Ever wonder where a novelist gets his or her ideas from? How can it be possible to write a novel about something no one else has thought of? The answer is as varied as the people that ask.

My latest Work in Progress did not start out as a "novel" but only a novel idea. That "new" idea began with the two most important words in the English language to a writer. "What if?"

W​hen I am inspired by a concept I'd like to write about, what I do NOT do is think I'm going to write a novel about it.

For example, I found a song on YouTube about an Eshet Chayil--the Proverbs 31 woman.


That YouTube video got me to thinking, and I haven't stopped thinking about it. 

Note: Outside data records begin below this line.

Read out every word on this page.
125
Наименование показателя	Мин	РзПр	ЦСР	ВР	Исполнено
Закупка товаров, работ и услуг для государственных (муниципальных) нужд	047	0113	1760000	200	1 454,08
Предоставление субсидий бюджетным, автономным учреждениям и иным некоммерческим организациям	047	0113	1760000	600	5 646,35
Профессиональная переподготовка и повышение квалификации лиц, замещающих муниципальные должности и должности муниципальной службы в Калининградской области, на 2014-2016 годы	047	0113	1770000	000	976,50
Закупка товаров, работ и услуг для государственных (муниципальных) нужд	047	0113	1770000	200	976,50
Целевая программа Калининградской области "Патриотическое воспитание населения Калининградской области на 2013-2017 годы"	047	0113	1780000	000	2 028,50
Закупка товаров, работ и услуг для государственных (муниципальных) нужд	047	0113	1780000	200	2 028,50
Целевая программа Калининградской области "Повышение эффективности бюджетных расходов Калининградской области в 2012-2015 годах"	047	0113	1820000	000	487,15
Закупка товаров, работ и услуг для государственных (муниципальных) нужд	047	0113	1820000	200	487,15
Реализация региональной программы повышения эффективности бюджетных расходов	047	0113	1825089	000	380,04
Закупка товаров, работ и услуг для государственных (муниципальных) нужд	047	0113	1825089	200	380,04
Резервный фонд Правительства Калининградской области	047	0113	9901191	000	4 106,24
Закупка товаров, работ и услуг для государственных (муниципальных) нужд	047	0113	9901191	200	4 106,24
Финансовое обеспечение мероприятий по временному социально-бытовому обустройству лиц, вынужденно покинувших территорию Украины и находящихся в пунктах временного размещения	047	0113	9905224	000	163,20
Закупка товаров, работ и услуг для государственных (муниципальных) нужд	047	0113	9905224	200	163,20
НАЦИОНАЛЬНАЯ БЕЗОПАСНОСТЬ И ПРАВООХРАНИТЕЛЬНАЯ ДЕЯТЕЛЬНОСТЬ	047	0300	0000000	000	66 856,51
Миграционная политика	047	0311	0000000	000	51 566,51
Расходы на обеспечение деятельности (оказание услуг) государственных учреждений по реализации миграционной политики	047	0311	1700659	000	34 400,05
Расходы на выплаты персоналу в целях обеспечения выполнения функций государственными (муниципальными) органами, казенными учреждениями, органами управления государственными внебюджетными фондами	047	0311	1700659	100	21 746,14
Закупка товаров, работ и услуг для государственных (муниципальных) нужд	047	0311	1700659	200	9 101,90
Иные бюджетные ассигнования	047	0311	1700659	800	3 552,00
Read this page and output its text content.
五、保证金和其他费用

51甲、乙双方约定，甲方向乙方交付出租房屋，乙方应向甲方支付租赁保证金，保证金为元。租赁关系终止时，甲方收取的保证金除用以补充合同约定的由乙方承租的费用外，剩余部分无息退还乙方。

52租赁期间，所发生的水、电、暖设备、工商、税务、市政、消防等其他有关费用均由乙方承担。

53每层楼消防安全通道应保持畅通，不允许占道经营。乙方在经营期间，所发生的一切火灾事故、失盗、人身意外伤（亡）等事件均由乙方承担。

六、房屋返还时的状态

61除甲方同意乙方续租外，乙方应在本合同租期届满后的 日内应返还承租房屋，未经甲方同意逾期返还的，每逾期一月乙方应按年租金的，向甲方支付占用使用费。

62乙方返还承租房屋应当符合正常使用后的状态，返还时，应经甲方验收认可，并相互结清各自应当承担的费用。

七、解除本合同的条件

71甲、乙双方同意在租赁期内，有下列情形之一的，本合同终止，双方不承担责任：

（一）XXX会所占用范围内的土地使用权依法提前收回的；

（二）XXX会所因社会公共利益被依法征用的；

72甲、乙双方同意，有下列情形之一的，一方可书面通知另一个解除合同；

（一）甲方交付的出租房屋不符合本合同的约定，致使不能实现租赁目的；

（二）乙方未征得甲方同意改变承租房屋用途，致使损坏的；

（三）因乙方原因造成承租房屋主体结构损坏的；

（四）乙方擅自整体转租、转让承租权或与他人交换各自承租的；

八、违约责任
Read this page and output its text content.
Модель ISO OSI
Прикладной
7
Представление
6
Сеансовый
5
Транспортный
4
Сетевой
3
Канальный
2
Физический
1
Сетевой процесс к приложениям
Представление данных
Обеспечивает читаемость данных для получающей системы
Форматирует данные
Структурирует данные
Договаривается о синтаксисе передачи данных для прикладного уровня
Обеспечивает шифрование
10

Some of those verses in Proverbs lean to an interpretation in English that the woman is a slave to her husband and children. Nothing could be further from the the truth, however. Jewish men do not sing praises to slaves every Shabbat. Children do not rise up and call a slave blessed.

Eshet Chayil means--literally--Woman of Might (or Strength or Valor)

This is a woman who is the C.E.O. of her home. She delegates responsibilities, and authority. She directs her husband and children. Since most women have outside employment, delegation becomes even more important. But, the number one feature of an eshet chayil is her devotion to Adonai Eloheinu, our Creator.

Eshet Chayil is more precious than rubies. Her husband obeys her (if he's smart) because she does him good all the days of his life. Without her, life could overwhelm him. Not that he would not take care of himself, but he would never attain the level of care his eshet chayil provided.

Only a woman can multi-task for extended periods. God made her exactly that way. She keeps the family together and on task. The wise husband helps her and takes direction well.

God said of Adam, "It is not good that man should be alone."

Obviously, God knew what He was talking about. Sure, Adam got along well enough (so he thought) until God caused him to fall asleep so He could take genetic material and engineer the wo-man, not from the dust of the ground, but from Adam's side. He revered her as God's gift. "Bone of my bone, flesh of my flesh."

So, I ask the question: What if a man, lost, alone, and nearly broke after his wife's sudden death...what if his life is forever changed by an obviously foreign woman that breaks into his house after dark and claims she is on a mission? Her mission is to save his life.

That's the premise. 

David King is devastated. He not only lost his wife, he was arrested for her murder and lost his job and his beautiful home on the shores of Lake Ponchartrain. 

Eshet Chayil is a story about God's ultimate love for each one of us. He has a plan for our lives we're not aware of, and He does us good and not evil.

God loves us just the way we are. But, He loves us enough not to let us remain that way.